With your experience where do you think the best place to purchase real estate with the intent to rent it out is in Eastern Ontario as well as what type (Single family, multi family)?

I currently live in Ottawa and want to enter the market but it seems like it is far to expensive to return a profit.

Let me know what your opinion is!


----------



## lonewolf :) (Sep 13, 2016)

Have to wait for a better time to buy 

If practical rent out your basement, a room in your house or live in the basement & make your house into an air B&B


----------



## Mortgage u/w (Feb 6, 2014)

The location is no more important than your ROI.

Single units are not good rentals and I wouldn't consider them as such.

If you have limited funds, you are better off investing it in your own home or watch it grow on the stock market.


----------



## Equilibrium (Jun 29, 2015)

I totally agree with you that location is just as important as ROI.
In my personal opinion Ottawa alone does not seem to have many good deals so Im looking to see what other possibilities are out there. So of the surrounding areas such as Cornwall or Smith Falls for example would you invest in? The prices are much cheaper for multi family homes but of course the draw back is a smaller population.


----------



## Mortgage u/w (Feb 6, 2014)

Each location has its niche clientele. Unfortunately I cannot comment about Cornwall or Smith Falls.

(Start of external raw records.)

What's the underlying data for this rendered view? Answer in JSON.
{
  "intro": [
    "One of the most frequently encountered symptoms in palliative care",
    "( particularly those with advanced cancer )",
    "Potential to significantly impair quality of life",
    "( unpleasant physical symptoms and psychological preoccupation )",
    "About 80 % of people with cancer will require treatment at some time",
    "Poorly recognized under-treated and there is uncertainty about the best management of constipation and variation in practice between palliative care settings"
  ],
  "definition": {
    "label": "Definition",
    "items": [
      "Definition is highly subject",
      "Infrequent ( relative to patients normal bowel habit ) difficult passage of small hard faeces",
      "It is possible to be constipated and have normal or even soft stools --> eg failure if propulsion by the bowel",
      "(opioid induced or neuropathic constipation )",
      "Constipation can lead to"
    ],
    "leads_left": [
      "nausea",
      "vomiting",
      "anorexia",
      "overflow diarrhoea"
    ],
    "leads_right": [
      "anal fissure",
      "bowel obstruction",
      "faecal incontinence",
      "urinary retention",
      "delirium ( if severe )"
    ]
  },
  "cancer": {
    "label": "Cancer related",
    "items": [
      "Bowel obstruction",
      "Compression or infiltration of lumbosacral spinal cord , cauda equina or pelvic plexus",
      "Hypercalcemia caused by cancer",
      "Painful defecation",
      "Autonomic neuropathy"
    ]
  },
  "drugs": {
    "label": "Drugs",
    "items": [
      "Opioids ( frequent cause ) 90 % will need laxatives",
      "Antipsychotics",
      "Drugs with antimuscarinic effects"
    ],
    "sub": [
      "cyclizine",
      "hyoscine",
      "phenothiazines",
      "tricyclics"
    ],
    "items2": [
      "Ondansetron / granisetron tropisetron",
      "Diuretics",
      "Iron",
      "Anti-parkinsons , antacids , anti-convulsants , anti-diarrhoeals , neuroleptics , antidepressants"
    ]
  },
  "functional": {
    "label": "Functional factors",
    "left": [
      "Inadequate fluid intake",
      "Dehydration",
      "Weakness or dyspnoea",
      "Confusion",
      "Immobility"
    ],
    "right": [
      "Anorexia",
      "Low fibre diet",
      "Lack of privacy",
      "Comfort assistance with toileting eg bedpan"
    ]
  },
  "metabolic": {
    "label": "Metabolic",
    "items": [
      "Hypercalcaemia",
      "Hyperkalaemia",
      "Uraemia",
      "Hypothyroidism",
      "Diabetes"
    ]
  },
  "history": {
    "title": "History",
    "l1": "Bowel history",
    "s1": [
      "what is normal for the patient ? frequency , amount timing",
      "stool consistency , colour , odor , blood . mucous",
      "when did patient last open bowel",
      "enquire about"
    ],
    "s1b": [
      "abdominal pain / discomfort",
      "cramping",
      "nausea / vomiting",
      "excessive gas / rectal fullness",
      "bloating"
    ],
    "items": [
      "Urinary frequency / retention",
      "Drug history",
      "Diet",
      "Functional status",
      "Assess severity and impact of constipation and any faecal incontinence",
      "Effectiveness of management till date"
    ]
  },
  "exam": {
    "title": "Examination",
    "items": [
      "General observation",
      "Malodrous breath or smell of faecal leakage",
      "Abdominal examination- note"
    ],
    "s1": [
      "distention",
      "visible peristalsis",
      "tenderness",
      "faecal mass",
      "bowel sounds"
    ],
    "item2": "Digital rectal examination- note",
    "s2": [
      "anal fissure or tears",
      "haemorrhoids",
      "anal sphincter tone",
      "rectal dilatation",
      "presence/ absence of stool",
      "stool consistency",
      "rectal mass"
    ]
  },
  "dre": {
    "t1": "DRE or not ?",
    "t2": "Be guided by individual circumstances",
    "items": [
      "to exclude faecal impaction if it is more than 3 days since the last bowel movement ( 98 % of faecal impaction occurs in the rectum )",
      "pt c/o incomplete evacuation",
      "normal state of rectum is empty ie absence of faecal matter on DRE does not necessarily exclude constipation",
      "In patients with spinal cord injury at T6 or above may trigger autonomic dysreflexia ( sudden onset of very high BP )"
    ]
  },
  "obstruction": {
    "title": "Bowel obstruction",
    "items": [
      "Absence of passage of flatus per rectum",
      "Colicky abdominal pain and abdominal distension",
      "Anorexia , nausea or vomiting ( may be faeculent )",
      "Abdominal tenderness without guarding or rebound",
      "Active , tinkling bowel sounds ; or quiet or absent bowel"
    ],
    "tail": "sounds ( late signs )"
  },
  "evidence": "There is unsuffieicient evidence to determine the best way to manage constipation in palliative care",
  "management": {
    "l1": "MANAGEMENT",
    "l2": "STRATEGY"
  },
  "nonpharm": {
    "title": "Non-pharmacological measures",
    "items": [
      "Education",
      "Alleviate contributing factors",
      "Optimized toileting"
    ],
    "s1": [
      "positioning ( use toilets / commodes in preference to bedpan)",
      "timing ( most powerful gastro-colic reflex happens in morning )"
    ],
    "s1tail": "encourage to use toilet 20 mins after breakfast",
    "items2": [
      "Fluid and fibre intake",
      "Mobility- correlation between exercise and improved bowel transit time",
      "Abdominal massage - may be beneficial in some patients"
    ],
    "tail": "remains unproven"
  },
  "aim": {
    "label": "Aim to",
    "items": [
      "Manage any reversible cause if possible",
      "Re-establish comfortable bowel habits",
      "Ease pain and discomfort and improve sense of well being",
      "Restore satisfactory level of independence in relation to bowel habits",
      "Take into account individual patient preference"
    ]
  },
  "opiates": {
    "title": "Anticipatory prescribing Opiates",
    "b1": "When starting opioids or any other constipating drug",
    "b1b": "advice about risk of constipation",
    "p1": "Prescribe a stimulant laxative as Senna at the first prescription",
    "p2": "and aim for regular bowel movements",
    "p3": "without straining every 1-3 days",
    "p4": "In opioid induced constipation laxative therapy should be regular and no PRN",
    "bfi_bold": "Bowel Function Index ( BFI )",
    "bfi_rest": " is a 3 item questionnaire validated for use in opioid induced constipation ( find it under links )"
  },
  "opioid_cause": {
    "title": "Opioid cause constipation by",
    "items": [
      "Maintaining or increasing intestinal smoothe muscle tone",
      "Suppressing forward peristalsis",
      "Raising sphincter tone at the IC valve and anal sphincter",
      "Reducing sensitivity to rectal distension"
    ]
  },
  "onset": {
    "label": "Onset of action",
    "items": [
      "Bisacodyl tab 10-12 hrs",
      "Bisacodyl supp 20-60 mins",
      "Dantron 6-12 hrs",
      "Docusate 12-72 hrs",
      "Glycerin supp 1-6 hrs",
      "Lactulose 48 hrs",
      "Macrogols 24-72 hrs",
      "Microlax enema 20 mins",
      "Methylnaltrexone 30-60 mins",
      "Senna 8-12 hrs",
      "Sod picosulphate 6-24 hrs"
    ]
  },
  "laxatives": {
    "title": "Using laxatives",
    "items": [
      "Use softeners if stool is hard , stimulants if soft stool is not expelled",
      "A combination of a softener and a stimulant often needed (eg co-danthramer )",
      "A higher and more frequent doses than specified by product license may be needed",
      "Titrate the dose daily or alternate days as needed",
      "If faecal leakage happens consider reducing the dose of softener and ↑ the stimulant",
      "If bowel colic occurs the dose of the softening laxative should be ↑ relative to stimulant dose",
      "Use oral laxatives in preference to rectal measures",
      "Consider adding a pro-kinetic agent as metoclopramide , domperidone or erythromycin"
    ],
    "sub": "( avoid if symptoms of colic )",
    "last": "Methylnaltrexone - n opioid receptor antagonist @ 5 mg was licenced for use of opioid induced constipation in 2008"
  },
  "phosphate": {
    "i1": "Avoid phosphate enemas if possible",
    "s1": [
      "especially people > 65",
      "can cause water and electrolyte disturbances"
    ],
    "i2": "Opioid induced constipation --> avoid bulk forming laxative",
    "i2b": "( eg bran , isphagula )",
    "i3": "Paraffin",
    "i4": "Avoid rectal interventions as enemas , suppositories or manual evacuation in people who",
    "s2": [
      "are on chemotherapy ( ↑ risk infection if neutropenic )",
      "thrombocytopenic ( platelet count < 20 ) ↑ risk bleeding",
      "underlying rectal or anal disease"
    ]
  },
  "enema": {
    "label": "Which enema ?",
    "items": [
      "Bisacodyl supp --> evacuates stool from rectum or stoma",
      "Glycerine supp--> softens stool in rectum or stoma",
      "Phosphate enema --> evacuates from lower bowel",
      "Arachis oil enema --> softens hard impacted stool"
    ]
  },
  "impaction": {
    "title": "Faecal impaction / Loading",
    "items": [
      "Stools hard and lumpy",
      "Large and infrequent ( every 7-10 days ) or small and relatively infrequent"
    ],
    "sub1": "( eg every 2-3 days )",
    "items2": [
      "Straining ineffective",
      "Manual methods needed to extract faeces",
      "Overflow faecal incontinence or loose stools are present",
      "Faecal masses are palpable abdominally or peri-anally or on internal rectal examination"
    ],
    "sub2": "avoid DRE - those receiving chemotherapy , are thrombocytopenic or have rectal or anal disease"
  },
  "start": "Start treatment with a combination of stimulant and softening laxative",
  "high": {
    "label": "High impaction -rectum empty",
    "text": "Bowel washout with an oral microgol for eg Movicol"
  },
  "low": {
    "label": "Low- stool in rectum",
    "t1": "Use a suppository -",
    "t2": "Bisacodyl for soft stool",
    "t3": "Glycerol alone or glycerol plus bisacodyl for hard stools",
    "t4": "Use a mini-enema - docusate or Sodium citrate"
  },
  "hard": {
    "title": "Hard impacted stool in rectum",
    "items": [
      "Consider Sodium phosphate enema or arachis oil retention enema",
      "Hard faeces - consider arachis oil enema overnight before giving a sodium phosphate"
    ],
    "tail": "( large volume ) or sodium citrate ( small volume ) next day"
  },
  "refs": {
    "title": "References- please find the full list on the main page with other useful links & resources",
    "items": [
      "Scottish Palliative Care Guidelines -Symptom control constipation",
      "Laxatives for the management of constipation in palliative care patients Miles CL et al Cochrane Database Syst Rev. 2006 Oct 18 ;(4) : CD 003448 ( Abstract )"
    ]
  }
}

My advice is to look for a place that has a working class clientele and the property has a positive cashflow. I also recommend something closer to home since it seems to be your first shot at RE - you don't want to be traveling far distances. Look at multi-unit properties....single units almost never have a positive cash flow and limit your income potential. Put at least 20% down. Look for a property where maintenance can be reduced (no garage, no dual balcony, no appliances, no large units, etc.).


----------



## Equilibrium (Jun 29, 2015)

Does anyone have any experience with investing in Cornwall?


----------



## Just a Guy (Mar 27, 2012)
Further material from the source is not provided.